Saiu fora. Samuel terminou a garrafa.

– Relacionamento é um troço complicado!

Dormiu vendo o filme.

O coleciona-dor

Thiago Maroca e sua coleção de moedas

Acordou e lembrou que não poderia ir tomar café na padaria até as 9h, correria um sério risco de encontrar com a Márcia já que hoje é quinta e ela acorda tarde devido ao jogo da noite passada. Fritou o último ovo que estava na geladeira com estampa de melancia, que inclusive, só comprou para provocar o Tobias e a Renata, casal de ex-amigos que tinham uma casa bem estilosa.

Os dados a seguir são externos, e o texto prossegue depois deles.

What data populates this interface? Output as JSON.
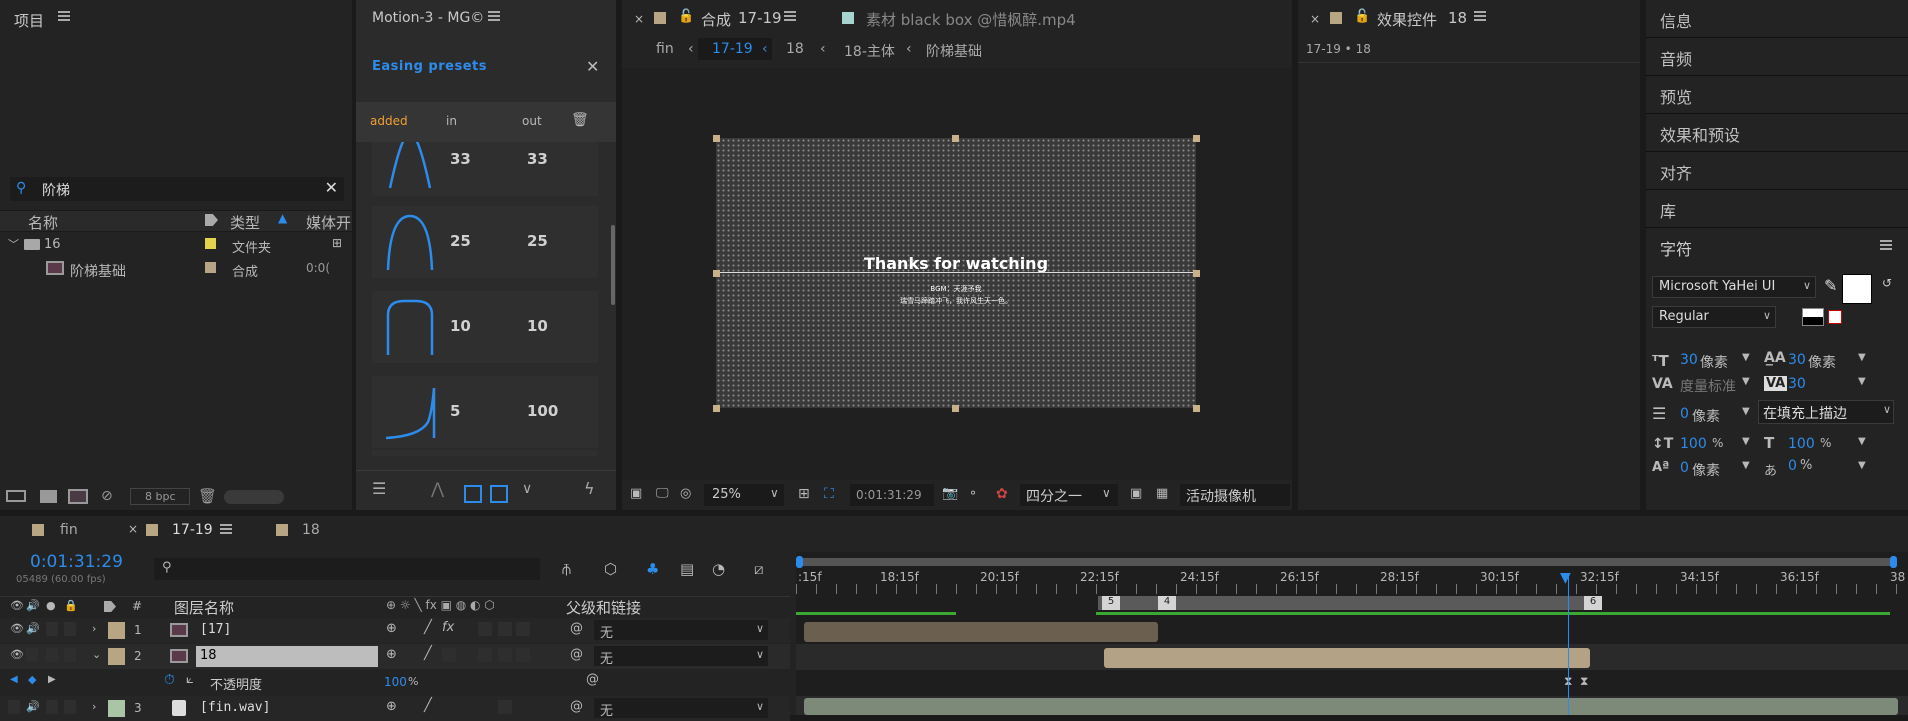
{
  "project": {
    "title": "项目",
    "search_value": "阶梯",
    "cols": [
      "名称",
      "类型",
      "媒体开"
    ],
    "rows": [
      {
        "name": "16",
        "type": "文件夹",
        "extra": ""
      },
      {
        "name": "阶梯基础",
        "type": "合成",
        "extra": "0:0("
      }
    ],
    "bpc": "8 bpc"
  },
  "motion": {
    "title": "Motion-3 - MG©",
    "presets_title": "Easing presets",
    "tabs": [
      "added",
      "in",
      "out"
    ],
    "cards": [
      {
        "in": "33",
        "out": "33"
      },
      {
        "in": "25",
        "out": "25"
      },
      {
        "in": "10",
        "out": "10"
      },
      {
        "in": "5",
        "out": "100"
      }
    ]
  },
  "comp": {
    "tab_label": "合成",
    "tab_comp": "17-19",
    "footage_tab": "素材 black box @惜枫醉.mp4",
    "breadcrumbs": [
      "fin",
      "17-19",
      "18",
      "18-主体",
      "阶梯基础"
    ],
    "preview_title": "Thanks for watching",
    "preview_line1": "BGM：天涯予我",
    "preview_line2": "瑞雪马蹄踏冲飞，我许风生天一色。",
    "zoom": "25%",
    "timecode": "0:01:31:29",
    "resolution": "四分之一",
    "camera": "活动摄像机"
  },
  "effects": {
    "title": "效果控件",
    "title_num": "18",
    "path": "17-19 • 18"
  },
  "right_panels": [
    "信息",
    "音频",
    "预览",
    "效果和预设",
    "对齐",
    "库"
  ],
  "character": {
    "title": "字符",
    "font": "Microsoft YaHei UI",
    "style": "Regular",
    "size": "30",
    "size_unit": "像素",
    "leading": "30",
    "leading_unit": "像素",
    "kerning": "度量标准",
    "tracking": "30",
    "stroke_width": "0",
    "stroke_unit": "像素",
    "stroke_mode": "在填充上描边",
    "vscale": "100",
    "hscale": "100",
    "pct": "%",
    "baseline": "0",
    "baseline_unit": "像素",
    "tsume": "0",
    "tsume_unit": "%"
  },
  "timeline": {
    "tabs": [
      "fin",
      "17-19",
      "18"
    ],
    "timecode": "0:01:31:29",
    "frames": "05489 (60.00 fps)",
    "ruler": [
      ":15f",
      "18:15f",
      "20:15f",
      "22:15f",
      "24:15f",
      "26:15f",
      "28:15f",
      "30:15f",
      "32:15f",
      "34:15f",
      "36:15f",
      "38"
    ],
    "markers": [
      "5",
      "4",
      "6"
    ],
    "headers": {
      "num": "#",
      "name": "图层名称",
      "parent": "父级和链接"
    },
    "layers": [
      {
        "num": "1",
        "name": "[17]",
        "parent": "无"
      },
      {
        "num": "2",
        "name": "18",
        "parent": "无"
      },
      {
        "num": "",
        "name": "不透明度",
        "value": "100",
        "unit": "%"
      },
      {
        "num": "3",
        "name": "[fin.wav]",
        "parent": "无"
      }
    ]
  },
  "colors": {
    "accent": "#2d8ceb",
    "orange": "#f0a030",
    "tan": "#b8a584",
    "panel": "#232323"
  }
}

Por vingança falou mal dos dois no Facebook e perdeu um casal que fazia maravilhosos pães.

Enquanto o ovo fritava,  olhou o Whatsapp e viu mais uma mensagem com texto do Dalai Lama no grupo da família, só estava no grupo por amor a mãe, que aliás era a única que ainda mantinha contato.

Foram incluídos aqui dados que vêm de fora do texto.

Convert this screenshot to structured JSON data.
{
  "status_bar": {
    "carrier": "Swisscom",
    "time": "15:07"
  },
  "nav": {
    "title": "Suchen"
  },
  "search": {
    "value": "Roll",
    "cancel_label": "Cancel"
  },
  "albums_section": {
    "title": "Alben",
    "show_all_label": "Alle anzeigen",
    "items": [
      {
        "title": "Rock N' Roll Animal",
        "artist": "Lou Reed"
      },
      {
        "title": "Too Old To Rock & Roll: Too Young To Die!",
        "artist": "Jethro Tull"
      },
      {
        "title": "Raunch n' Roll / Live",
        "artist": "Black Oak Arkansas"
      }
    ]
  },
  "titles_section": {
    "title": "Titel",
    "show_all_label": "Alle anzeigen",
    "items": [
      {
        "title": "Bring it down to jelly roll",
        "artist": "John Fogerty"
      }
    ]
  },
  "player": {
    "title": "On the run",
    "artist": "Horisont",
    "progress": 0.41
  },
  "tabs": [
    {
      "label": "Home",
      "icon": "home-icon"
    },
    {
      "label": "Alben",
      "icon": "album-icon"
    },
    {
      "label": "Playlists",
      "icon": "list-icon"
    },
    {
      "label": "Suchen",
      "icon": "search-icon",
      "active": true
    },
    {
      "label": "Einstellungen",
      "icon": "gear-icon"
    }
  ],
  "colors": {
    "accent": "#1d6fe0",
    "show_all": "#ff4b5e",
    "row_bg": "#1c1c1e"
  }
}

Sentiu que precisava ocupar seu tempo enquanto esperava a rua ficar vazia para não ser obrigado a cumprimentar pessoas indesejáveis. Imagina você, obrigado a acenar ao porteiro turco, o vizinho surdo, a mulher que vendia avon todos os dias? Uma terapia da qual não estava afim. Para disfarçar que não tinha visto a mulher-avon fingiu ler um cartaz no poste.

– Filatelia e numismática.

As palavras não saiam de sua cabeça, pesquisou no Wikipédia e leu que o primeiro era sobre coleções de selos e o outro sobre coleções de moedas, dinheiro em geral.

– Porra! Filatelia! Era isso!

Não era, isso é coisa pra quem tem grana, tem selo que custa 40 mil doláres, ninguém escreve carta neste país, uma coleção somente de carta social não podia ser coisa séria.

– Minha vó tem um pote cheio de moedas antigas.

E a resposta foi:

– Tire as mãos das minhas moedas  infeliz das costas oca. Vai guardar as suas seu pão duro.

A velha era um charme, mas não ia ceder nem com reza braba. O jeito seria começar a coleção do zero, iria começar pedindo pela internet mas lembrou que não tinha amigos nas redes sociais. Talvez o pessoal da igreja, mas odiava todo mundo de lá, exceto Jesus. Quem sabe o único amigo de verdade, o Tico.

– Me paga aqueles 300 reais que tu me deve, que te dou 5 reais em moeda pra essa tua coleção. Vá se lascar!

Não ia rolar, o jeito seria pensar em outra coleção ou continuar a que sempre teve em segredos, a coleção de inimizades.

 

Estamos em crise… de identidade

Thiago_maroca

Parece clichê falar de algo que já foi discutido em festa de aniversário, ponto de ônibus e mesa de bar. Este é um assunto de inesgotáveis interpretações, tanto se ouve falar da crise de identidade que de repente você já tá falando sobre isso de novo.

Um dia você acorda e percebe que não é o carrossel que você deseja brincar, aí olha o do vizinho e acha o máximo, se a vida fosse um parque de diversões nos estaríamos neste momento presos eternamente ao bate bate.

Parece complicado mas, começa assim: Você tá feliz e contente, saltitando pela vida e de repente alguém lhe pergunta algo que você nunca pensou a respeito.

– Você é racista?

– Você  acredita em Deus?

– O que você acha dos gays? E das putas?

– Você sabe o mal que a maconha causa?

– Quem torce pro Flamengo é tudo viado, diga aí?

– Menor é tudo marginal, se sabe usar droga, também sabe matar. Concorda?

– Sabia que ela tem AIDS?

– Seus pais são casados?No civil e no religioso?

– Ele é adotado, sabia?

– Nordestino é tudo ignorante, né não?

 

Eu poderia ter duas páginas com esse tipo de questionamento, o maior problema é achar que precisamos ter opinião sobre tudo. Desta forma, sempre iniciar uma discussão com intuito apenas de ter a razão.

Entenda, a crise financeira é permanente, mas a crise de identidade pode ter fim, basta aceitar que não sabe de tudo e nem precisa ter opinião pra qualquer assunto.

Nossa sociedade está sendo reformulada, e isso é bom e ruim.

Para uma convivência pacífica, aceite, respeite e inspire. O resto, releve.